William Andrews Restoring Mercy Drive Through Jobs Partnership of Florida





William Andrews - Jobs Partnership Graduation

What do drugs, prisons and changing a community have in common?  In the case of William Andrews, Senior Pastor of The Heart of Mercy Community Church of the Nazarene on Mercy Drive in Orlando Florida, they are all part of the package.  He spent seven years living on the streets of Orlando; fifteen years in and out of prisons on what he calls his installment plan.  A total of twenty years addicted to “every kind of drugs one could think of” until the day he came face to face with Christ and his life has never been the same since.

William Andrews

Pastor Andrews attended Springfield Technical Community College in Springfield Massachusetts earning an Associate Degree in Broadcast Journalism. He attended the University of Massachusetts, Boston campus where he studied political science.  William was ordained elder in the Church of the Nazarene in 2005 after finishing his ministerial studies at the Nazarene Bible Institute of Central Florida.

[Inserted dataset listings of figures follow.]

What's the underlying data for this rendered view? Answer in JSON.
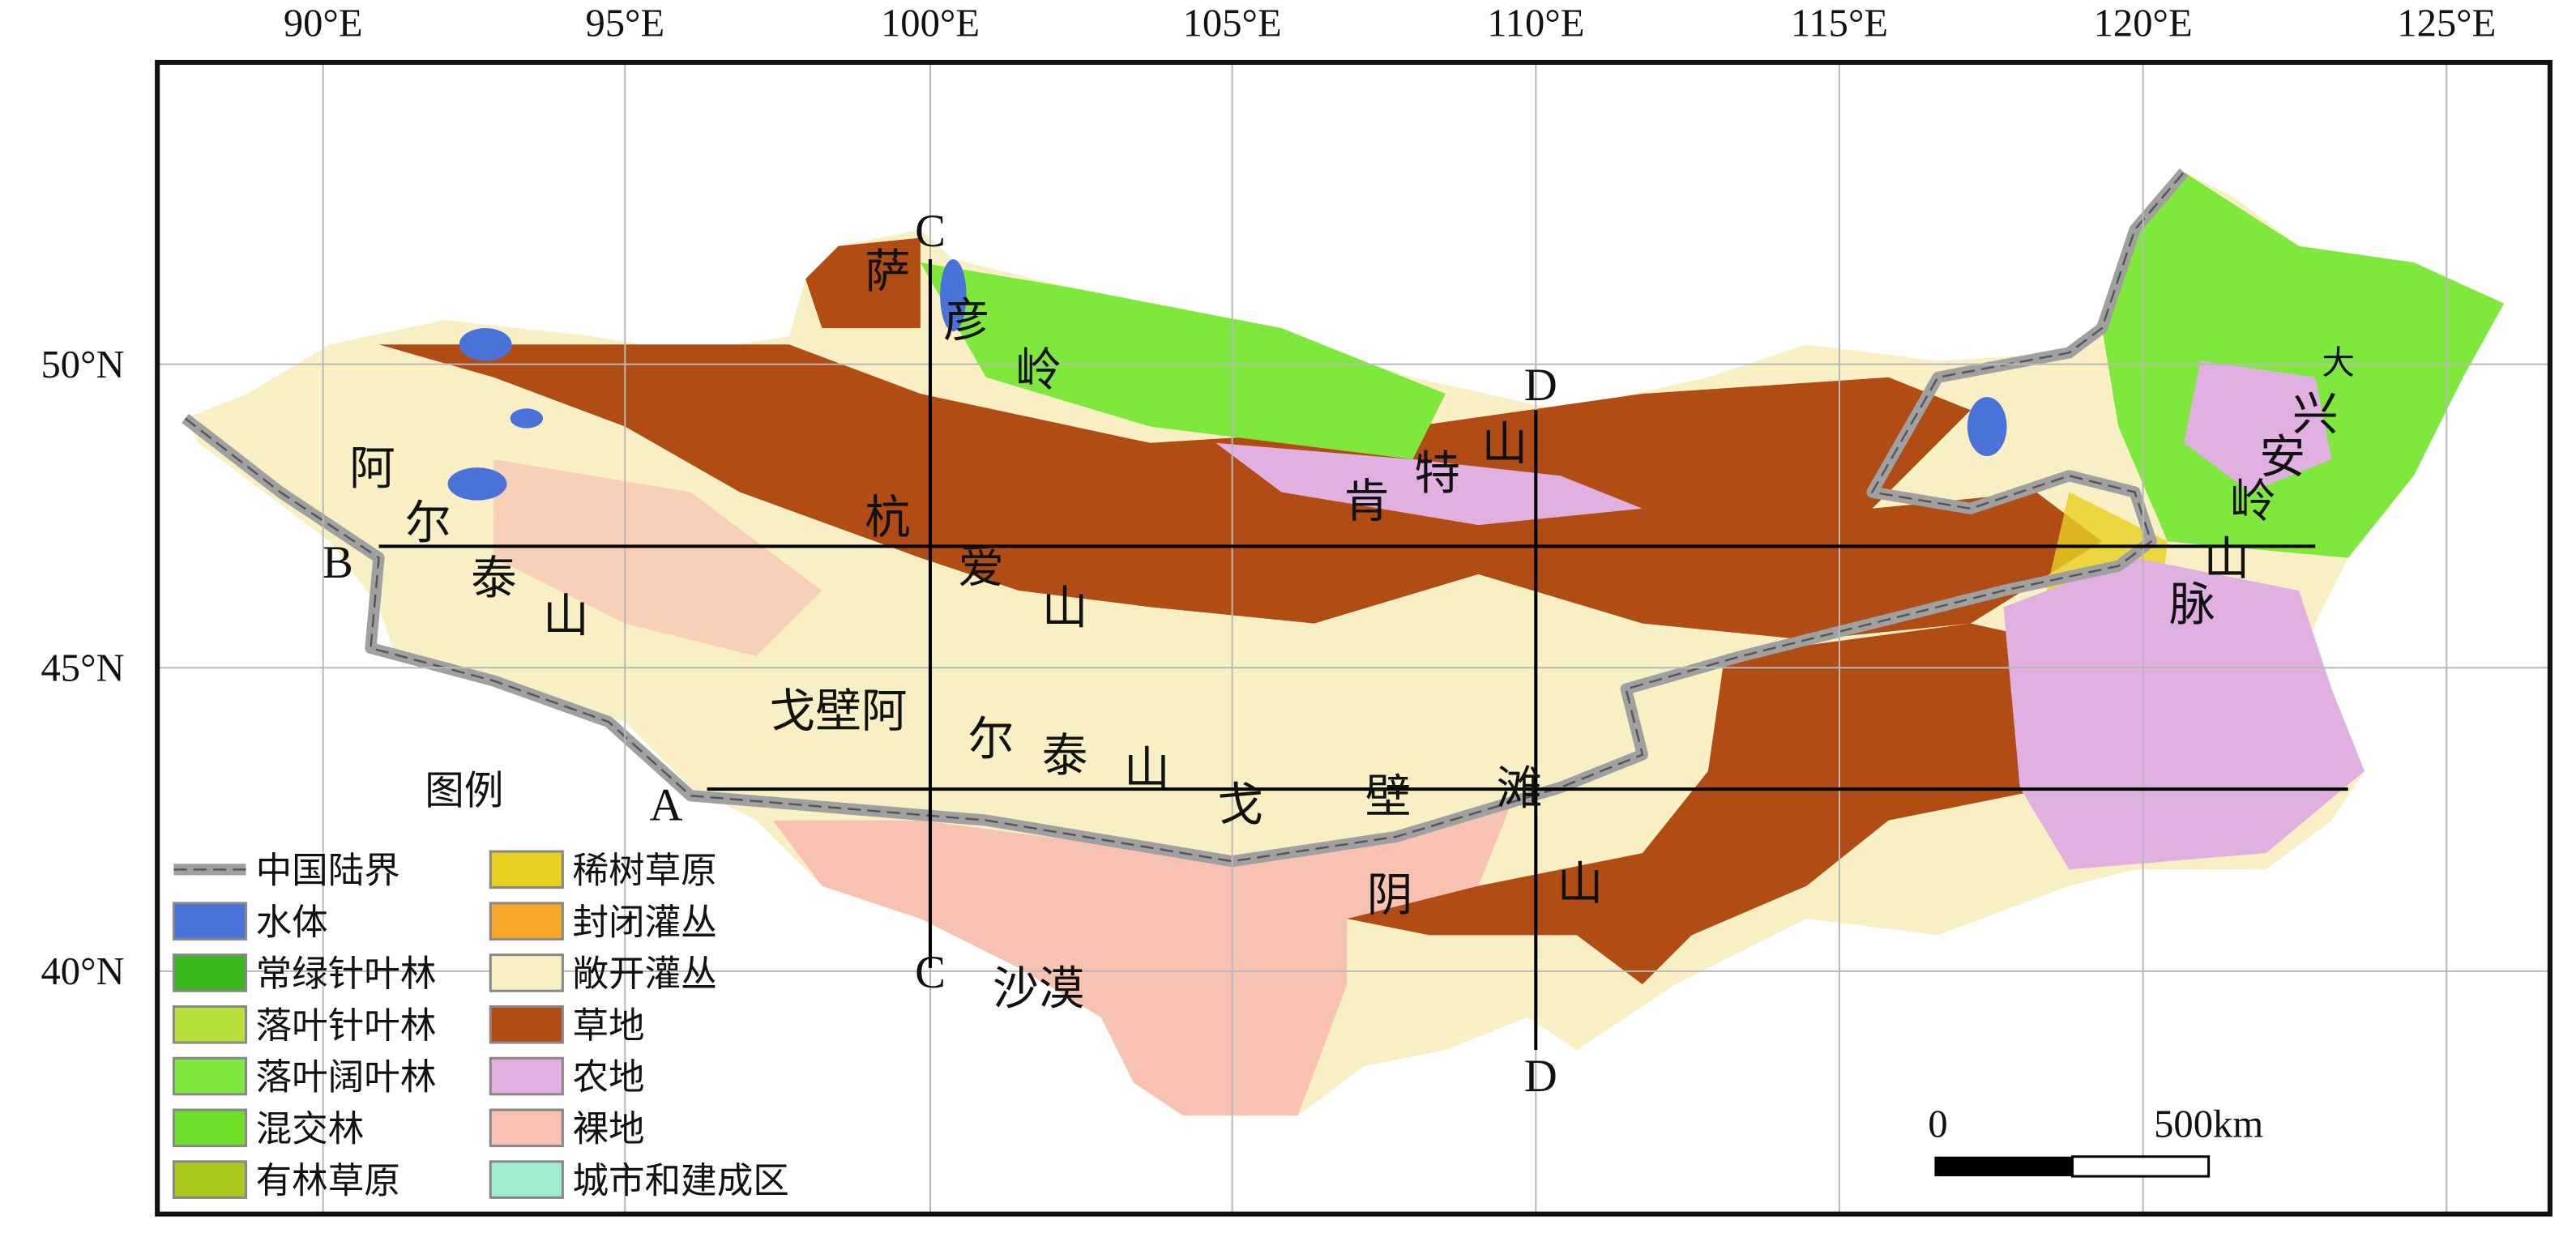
{
  "lon_labels": [
    "90°E",
    "95°E",
    "100°E",
    "105°E",
    "110°E",
    "115°E",
    "120°E",
    "125°E"
  ],
  "lat_labels": [
    "50°N",
    "45°N",
    "40°N"
  ],
  "places": [
    "萨",
    "彦",
    "岭",
    "阿",
    "尔",
    "泰",
    "山",
    "杭",
    "爱",
    "山",
    "肯",
    "特",
    "山",
    "大",
    "兴",
    "安",
    "岭",
    "山",
    "脉",
    "戈壁阿",
    "尔",
    "泰",
    "山",
    "戈",
    "壁",
    "滩",
    "阴",
    "山",
    "沙漠"
  ],
  "sections": [
    "C",
    "C",
    "D",
    "D",
    "B",
    "A"
  ],
  "legend": {
    "title": "图例",
    "items": [
      {
        "label": "中国陆界",
        "color": "#a0a0a0"
      },
      {
        "label": "水体",
        "color": "#4a72d8"
      },
      {
        "label": "常绿针叶林",
        "color": "#3cb81c"
      },
      {
        "label": "落叶针叶林",
        "color": "#b8e03c"
      },
      {
        "label": "落叶阔叶林",
        "color": "#7ee83c"
      },
      {
        "label": "混交林",
        "color": "#6ee02c"
      },
      {
        "label": "有林草原",
        "color": "#a8c81c"
      },
      {
        "label": "稀树草原",
        "color": "#e8d020"
      },
      {
        "label": "封闭灌丛",
        "color": "#f8a828"
      },
      {
        "label": "敞开灌丛",
        "color": "#f8f0c4"
      },
      {
        "label": "草地",
        "color": "#b04c14"
      },
      {
        "label": "农地",
        "color": "#e0b0e0"
      },
      {
        "label": "裸地",
        "color": "#f8c2b2"
      },
      {
        "label": "城市和建成区",
        "color": "#a0f0d0"
      }
    ]
  },
  "scale_bar": {
    "start": "0",
    "end": "500km"
  }
}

Restore Orlando, Homelessness, and Jobs Partnership

The changes Pastor Andrews is making in the community began at Restore Orlando Inc., where he served as Senior Pastor and as a member of the Board of Directors.  William was appointed by City Commissioner Robert Stuart to serve as one of the representatives for the City of Orlando on the Central Florida Regional Commission on Homelessness. His involvement in the community as one of the founders of the Mercy Drive Corridor Initiative along with First Presbyterian Church of Orlando and the Jobs Partnership of Florida illustrates his concern for those he ministers to.  The number of unemployed or underemployed people in his community far exceed the community norm and Pastor Andrews has set out to change that, one person at a time.

Mercy Drive

Recognizing a need and responding with a solution is a key part of what makes Pastor Andrews so vital to the Mercy Drive Community he serves.  In early 2011 supposedly to cut costs, the Orange County School Board discontinued bus service to elementary students living in the Mercy Drive area because they lived closer than two miles to Ivy Lane Elementary School.  This meant those young people in kindergarten and up would have to walk up to 2 miles along a street with almost 150 registered sexual predators nearby, cross 6 lanes of traffic on West Colonial Drive and then another several lanes of traffic on Old Winter Garden Road.

Pastor Andrews knew this was wrong, but instead of just complaining he stepped up and offered to use his church’s bus and van to transport those students to school.  5 days per week over 70 students are taken to and from school in the church bus and van for a flat fee of $5.00 per family.  After coming into contact with the students regularly Pastor Andrews recognized that many of them lacked fundamental reading and math skills, so he started an after school tutoring program at his church to help the students gain those skills.  He has partnered with other institutions and recruited volunteers to work with the students, including a number of high school students from The Christ School at First Presbyterian Church.